FULHAM 1-3 ARSENAL
Since signing for Arsenal last summer, Santi Cazorla has largely been deployed in two roles: either as the left-sided or central attacking midfielder in a 4-2-3-1 formation. At Craven Cottage, with Arsene Wenger lacking players accustomed to operating deeper, a change in shape resulted in slightly different duties.
With Jack Wilshere rested until the 70th minute and Mikel Arteta, Abou Diaby and Alex Oxlade-Chamberlain all injured, Wenger selected Aaron Ramsey alongside two men accustomed to playing as the No. 10 -- Cazorla and Tomas Rosicky. It meant that, to borrow a phrase Brendan Rodgers once used, he 'flipped the triangle' in midfield: instead of having one man at the tip and two at the base, it was the other way around.
The practical implications, however, were that Cazorla had more defensive duties and was in a more withdrawn role. For instance, he was on the verge of his six-yard box when Darren Bent scored Fulham's consolation goal.
His heat map shows Cazorla touched the ball in his own half more than normal.
Compare it with his heat map from another 3-1 away win in London, at West Ham last October, where he operated as a No. 10, and it shows how much nearer his own goal he played.
As a more conventional central midfielder at Craven Cottage, Cazorla played 63 passes with a 94% success rate. Crucially, however, he was still able to create, being involved in both of Lukas Podolski's two goals. Some of his touches in the inside-right channel came after Wilshere replaced Rosicky and Cazorla moved across the triangle.
ASTON VILLA 0-1 LIVERPOOL
Daniel Sturridge has been vocal about his desire to play as a striker and has scored both of Liverpool's games this season. However, he is not just playing as a centre-forward, as his performance at Villa Park shows.
Many a lone forward will only operate within the width of the penalty area. In contrast, Sturridge is willing to get involved on both touchlines. In part, that is a sign of Rodgers' style of football. The Liverpool manager wants fluent football and for his attackers to be capable of interchanging. In Philippe Coutinho, who started on the left but who prefers to play as a No. 10, Liverpool have a creator who wanders infield, sometimes to take up the positions Sturridge has vacated, as his heat map shows.
The problem at the moment for Liverpool, with Luis Suarez suspended, is that when Sturridge is not in the penalty box, neither is anyone else. A look at where Coutinho and Iago Aspas, who was deployed as the No. 10, appeared shows neither was really on the ball in the 18-yard area. It explains Rodgers' summer-long pursuit of players such as Henrikh Mkhitaryan and Diego Costa, who, while starting deeper, can get into goalscoring positions and would thus complement Sturridge.
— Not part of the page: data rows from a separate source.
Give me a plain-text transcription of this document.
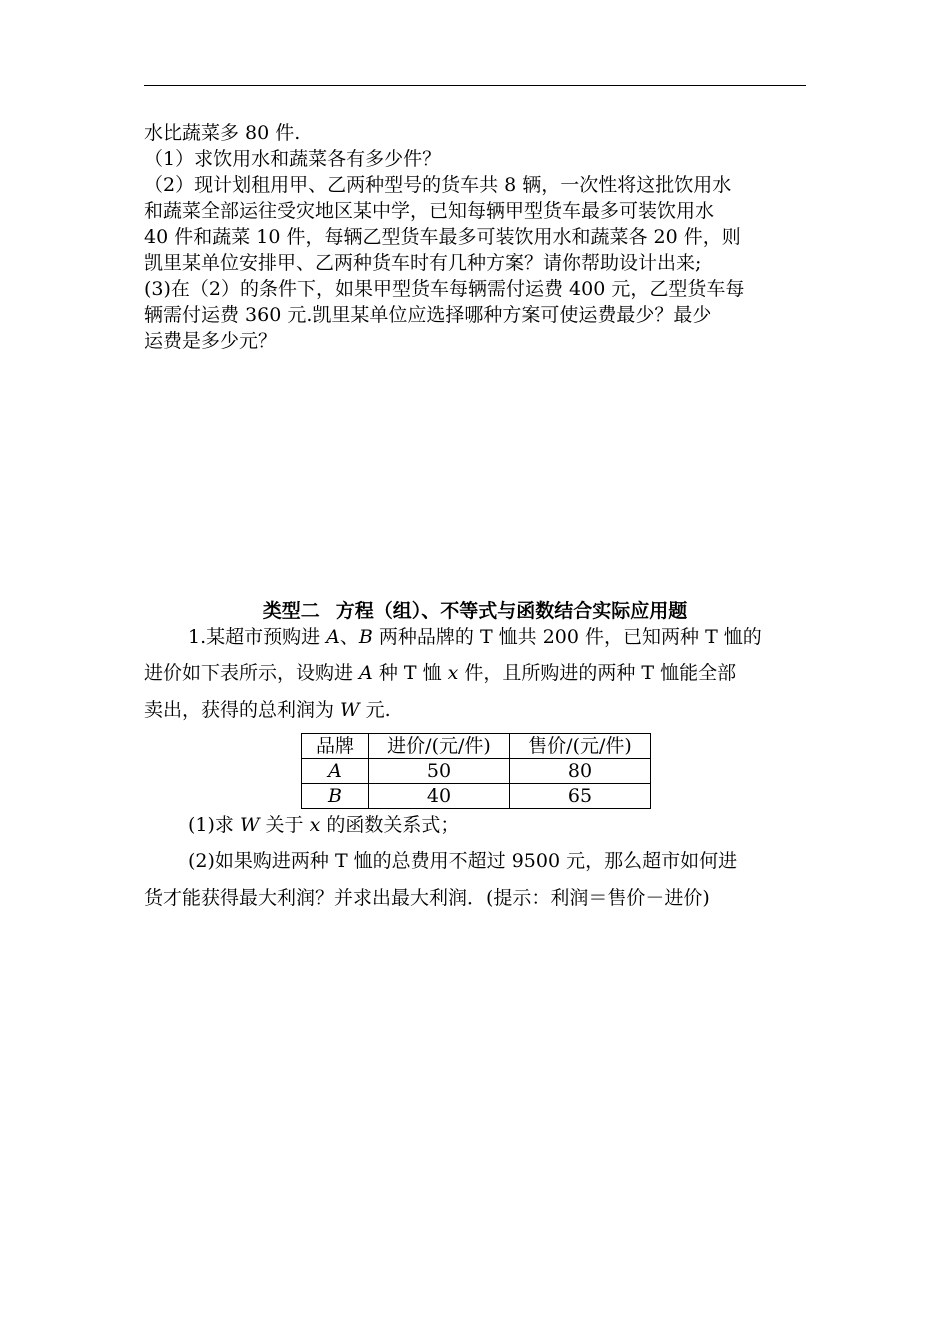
水比蔬菜多 80 件.
（1）求饮用水和蔬菜各有多少件？
（2）现计划租用甲、乙两种型号的货车共 8 辆，一次性将这批饮用水
和蔬菜全部运往受灾地区某中学，已知每辆甲型货车最多可装饮用水
40 件和蔬菜 10 件，每辆乙型货车最多可装饮用水和蔬菜各 20 件，则
凯里某单位安排甲、乙两种货车时有几种方案？请你帮助设计出来;
(3)在（2）的条件下，如果甲型货车每辆需付运费 400 元，乙型货车每
辆需付运费 360 元.凯里某单位应选择哪种方案可使运费最少？最少
运费是多少元？
类型二 方程（组）、不等式与函数结合实际应用题
1.某超市预购进 A、B 两种品牌的 T 恤共 200 件，已知两种 T 恤的
进价如下表所示，设购进 A 种 T 恤 x 件，且所购进的两种 T 恤能全部
卖出，获得的总利润为 W 元.
品牌	进价/(元/件)	售价/(元/件)
A	50	80
B	40	65
(1)求 W 关于 x 的函数关系式；
(2)如果购进两种 T 恤的总费用不超过 9500 元，那么超市如何进
货才能获得最大利润？并求出最大利润．(提示：利润＝售价－进价)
CARDIFF CITY 3-2 MANCHESTER CITY
A meeting of two Cities was a tale of two right-backs. Indeed, in the job description, one of them was back rather than more than the other.
Even though Cardiff were at home, Matthew Connolly was much the less adventurous. As his heat map shows, he hardly ever entered the final third. The number of touches in, or parallel to, his own penalty area is also an indication how deep Cardiff defended.
In contrast, Pablo Zabaleta operated much further forward. His heat map indicates he was on the ball more in the Cardiff half than the Manchester City half, was in possession near the opposition's corner flag and near the penalty spot, all in open play. Only one of Zabaleta's 72 touches came inside his own box: as he was marking Fraizer Campbell at corners, his side must wish he had got to the ball there on a further two occasions to prevent the Cardiff striker twice heading them in.
Manchester City manager Manuel Pellegrini accused Cardiff of playing with "ten men near their box". If that is not strictly true, an analysis of the influential central midfielder Gary Medel, who made three tackles, four interceptions and two clearances, suggests that, like Connolly, he did not venture into the final third of the pitch. The Chilean did not touch the ball more than about ten yards into the Manchester City half.